最後に、一連の複数行フィールドがあります。
Environment (環境): 問題が発生した環境を可能な限り正確に記述すべきです。 ここには、オペレーティングシステムのバージョン、 特定のプログラムのバージョンまたは問題があるファイル、 そしてシステムの設定などのような関係する項目、 問題に影響を及ぼすインストールしたその他の ソフトウェアなどが含まれます。-- その問題が生じる環境を再構築するために、 開発者はなんでも知る必要があります。
Description: あなたが経験した問題の完全で正確な説明。 開発者が誤解してしまうかもしれないので、 問題の原因について正しく追跡ができたと確信していない限り 推測は避けるようにしてください。
How-To-Repeat: 問題を再現させるために取る必要のある行動の概要。
Fix: できればパッチか、少なくとも回避方法を記述する (同じ問題を回避する方法として他の人達の助けになるだけではなく、 開発者が問題の原因を理解する役に立つかもしれません) べきですが、 はっきりとしたアイデアがなければ開発者が思索をめぐらすために、 このフィールドは空にしておけば良いでしょう。
テンプレートを書き終えて、 保存してエディタを終了すると、send-pr(1) は s)end, e)dit or a)bort? のような 表示を出して指示を求めます。 s を押せば障害報告の提出に進めますし、 e だとエディタが再び実行されてさらに編集できます。 a なら作業を中止できます。 abort
を選択した場合、いままで書いていた障害報告はディスクに残りますので (send-pr(1)

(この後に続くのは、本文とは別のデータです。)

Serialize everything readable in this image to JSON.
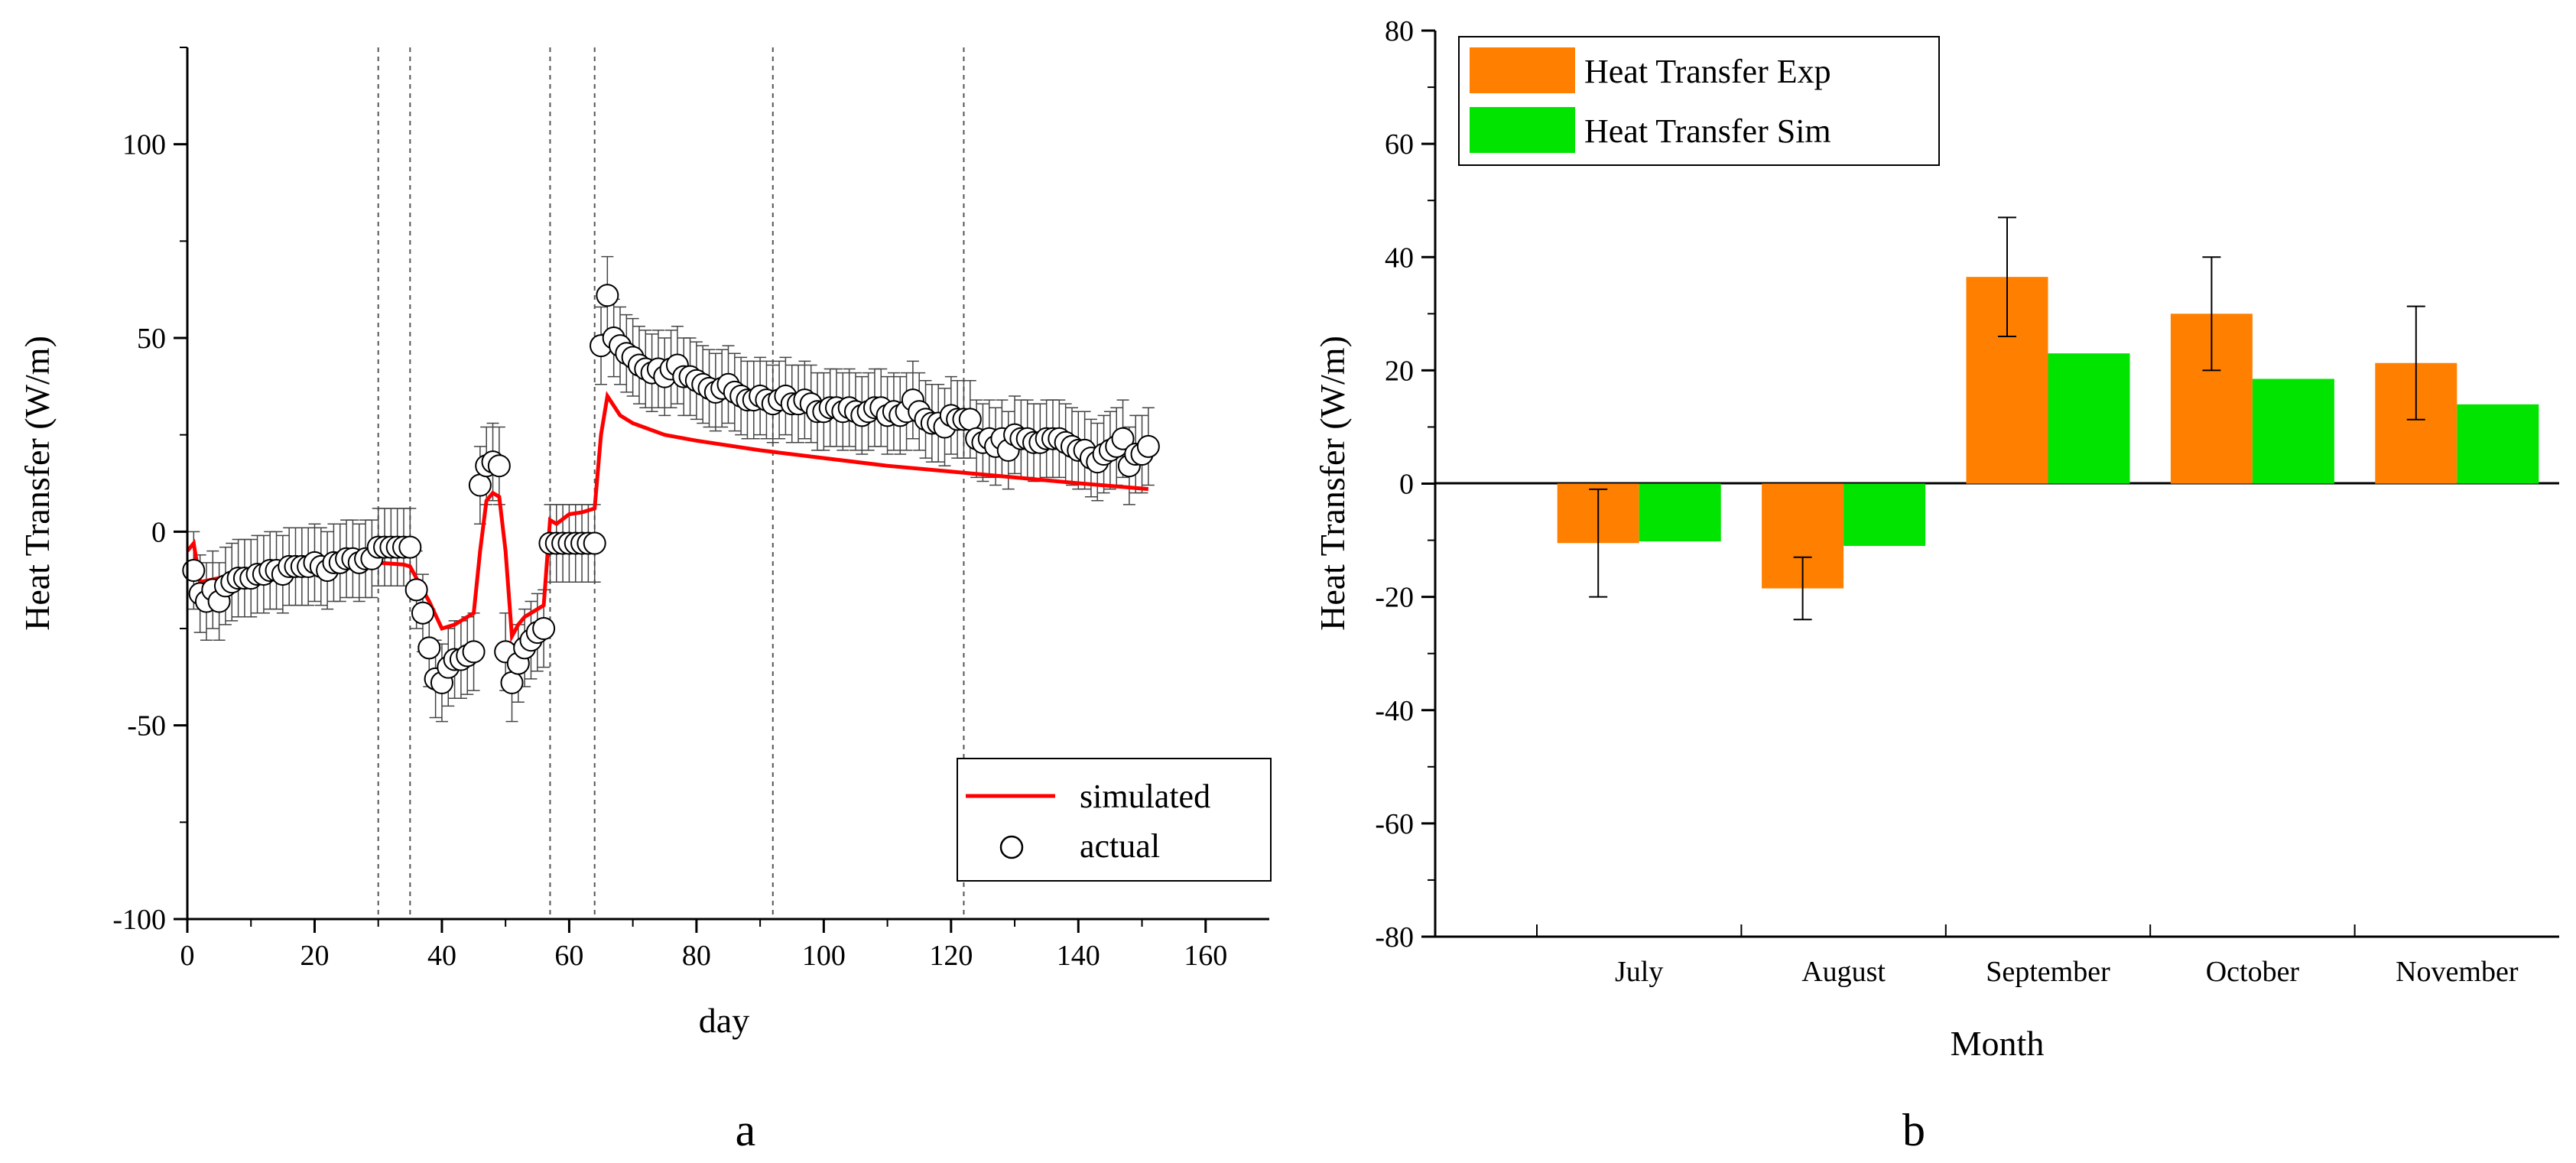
{
  "chart_data": [
    {
      "type": "scatter+line",
      "panel_label": "a",
      "xlabel": "day",
      "ylabel": "Heat Transfer (W/m)",
      "xlim": [
        0,
        170
      ],
      "ylim": [
        -100,
        125
      ],
      "xticks": [
        0,
        20,
        40,
        60,
        80,
        100,
        120,
        140,
        160
      ],
      "yticks": [
        -100,
        -50,
        0,
        50,
        100
      ],
      "vlines": [
        30,
        35,
        57,
        64,
        92,
        122
      ],
      "legend": {
        "position": "bottom-right",
        "entries": [
          {
            "label": "simulated",
            "marker": "line",
            "color": "#ff0000"
          },
          {
            "label": "actual",
            "marker": "open-circle",
            "color": "#000000"
          }
        ]
      },
      "series": [
        {
          "name": "simulated",
          "style": "line",
          "color": "#ff0000",
          "x": [
            0,
            1,
            2,
            5,
            10,
            20,
            25,
            29,
            30,
            34,
            35,
            38,
            40,
            42,
            45,
            46,
            47,
            48,
            49,
            50,
            51,
            52,
            53,
            55,
            56,
            57,
            58,
            60,
            62,
            63,
            64,
            65,
            66,
            68,
            70,
            75,
            80,
            90,
            100,
            110,
            120,
            130,
            140,
            151
          ],
          "values": [
            -5,
            -3,
            -13,
            -12,
            -10,
            -9,
            -8.5,
            -8,
            -8,
            -8.5,
            -9,
            -18,
            -25,
            -24,
            -21,
            -5,
            8,
            10,
            9,
            -5,
            -27,
            -24,
            -22,
            -20,
            -19,
            3,
            2,
            4.5,
            5,
            5.5,
            6,
            25,
            35,
            30,
            28,
            25,
            23.5,
            21,
            19,
            17,
            15.5,
            14,
            12.5,
            11
          ]
        },
        {
          "name": "actual",
          "style": "open-circle",
          "error": 10,
          "x": [
            1,
            2,
            3,
            4,
            5,
            6,
            7,
            8,
            9,
            10,
            11,
            12,
            13,
            14,
            15,
            16,
            17,
            18,
            19,
            20,
            21,
            22,
            23,
            24,
            25,
            26,
            27,
            28,
            29,
            30,
            31,
            32,
            33,
            34,
            35,
            36,
            37,
            38,
            39,
            40,
            41,
            42,
            43,
            44,
            45,
            46,
            47,
            48,
            49,
            50,
            51,
            52,
            53,
            54,
            55,
            56,
            57,
            58,
            59,
            60,
            61,
            62,
            63,
            64,
            65,
            66,
            67,
            68,
            69,
            70,
            71,
            72,
            73,
            74,
            75,
            76,
            77,
            78,
            79,
            80,
            81,
            82,
            83,
            84,
            85,
            86,
            87,
            88,
            89,
            90,
            91,
            92,
            93,
            94,
            95,
            96,
            97,
            98,
            99,
            100,
            101,
            102,
            103,
            104,
            105,
            106,
            107,
            108,
            109,
            110,
            111,
            112,
            113,
            114,
            115,
            116,
            117,
            118,
            119,
            120,
            121,
            122,
            123,
            124,
            125,
            126,
            127,
            128,
            129,
            130,
            131,
            132,
            133,
            134,
            135,
            136,
            137,
            138,
            139,
            140,
            141,
            142,
            143,
            144,
            145,
            146,
            147,
            148,
            149,
            150,
            151
          ],
          "values": [
            -10,
            -16,
            -18,
            -15,
            -18,
            -14,
            -13,
            -12,
            -12,
            -12,
            -11,
            -11,
            -10,
            -10,
            -11,
            -9,
            -9,
            -9,
            -9,
            -8,
            -9,
            -10,
            -8,
            -8,
            -7,
            -7,
            -8,
            -7,
            -7,
            -4,
            -4,
            -4,
            -4,
            -4,
            -4,
            -15,
            -21,
            -30,
            -38,
            -39,
            -35,
            -33,
            -33,
            -32,
            -31,
            12,
            17,
            18,
            17,
            -31,
            -39,
            -34,
            -30,
            -28,
            -26,
            -25,
            -3,
            -3,
            -3,
            -3,
            -3,
            -3,
            -3,
            -3,
            48,
            61,
            50,
            48,
            46,
            45,
            43,
            42,
            41,
            42,
            40,
            42,
            43,
            40,
            40,
            39,
            38,
            37,
            36,
            37,
            38,
            36,
            35,
            34,
            34,
            35,
            34,
            33,
            34,
            35,
            33,
            33,
            34,
            33,
            31,
            31,
            32,
            32,
            31,
            32,
            31,
            30,
            31,
            32,
            32,
            30,
            31,
            30,
            31,
            34,
            31,
            29,
            28,
            28,
            27,
            30,
            29,
            29,
            29,
            24,
            23,
            24,
            22,
            24,
            21,
            25,
            24,
            24,
            23,
            23,
            24,
            24,
            24,
            23,
            22,
            21,
            21,
            19,
            18,
            20,
            21,
            22,
            24,
            17,
            20,
            20,
            22
          ]
        }
      ]
    },
    {
      "type": "bar",
      "panel_label": "b",
      "xlabel": "Month",
      "ylabel": "Heat Transfer (W/m)",
      "ylim": [
        -80,
        80
      ],
      "yticks": [
        -80,
        -60,
        -40,
        -20,
        0,
        20,
        40,
        60,
        80
      ],
      "categories": [
        "July",
        "August",
        "September",
        "October",
        "November"
      ],
      "legend": {
        "position": "top-left"
      },
      "series": [
        {
          "name": "Heat Transfer Exp",
          "color": "#ff8000",
          "values": [
            -10.5,
            -18.5,
            36.5,
            30,
            21.3
          ],
          "errors": [
            9.5,
            5.5,
            10.5,
            10,
            10
          ]
        },
        {
          "name": "Heat Transfer Sim",
          "color": "#00e400",
          "values": [
            -10.2,
            -11,
            23,
            18.5,
            14
          ]
        }
      ]
    }
  ]
}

は終了前にそのファイル名を示します)、 暇な時にそれを編集したり、場合によっては
よりネットワーク接続性のよいシステムに持っていくことができるでしょう。
この作業ファイルは、send-pr(1) の -f
オプションを使って送ることができます。
% send-pr -f ~/my-problem-report
上記の操作では、指定されたファイルを読み込み、 書式が正しいか検証し、ファイル中のコメント部分を取り除いて、 障害報告が送信されます。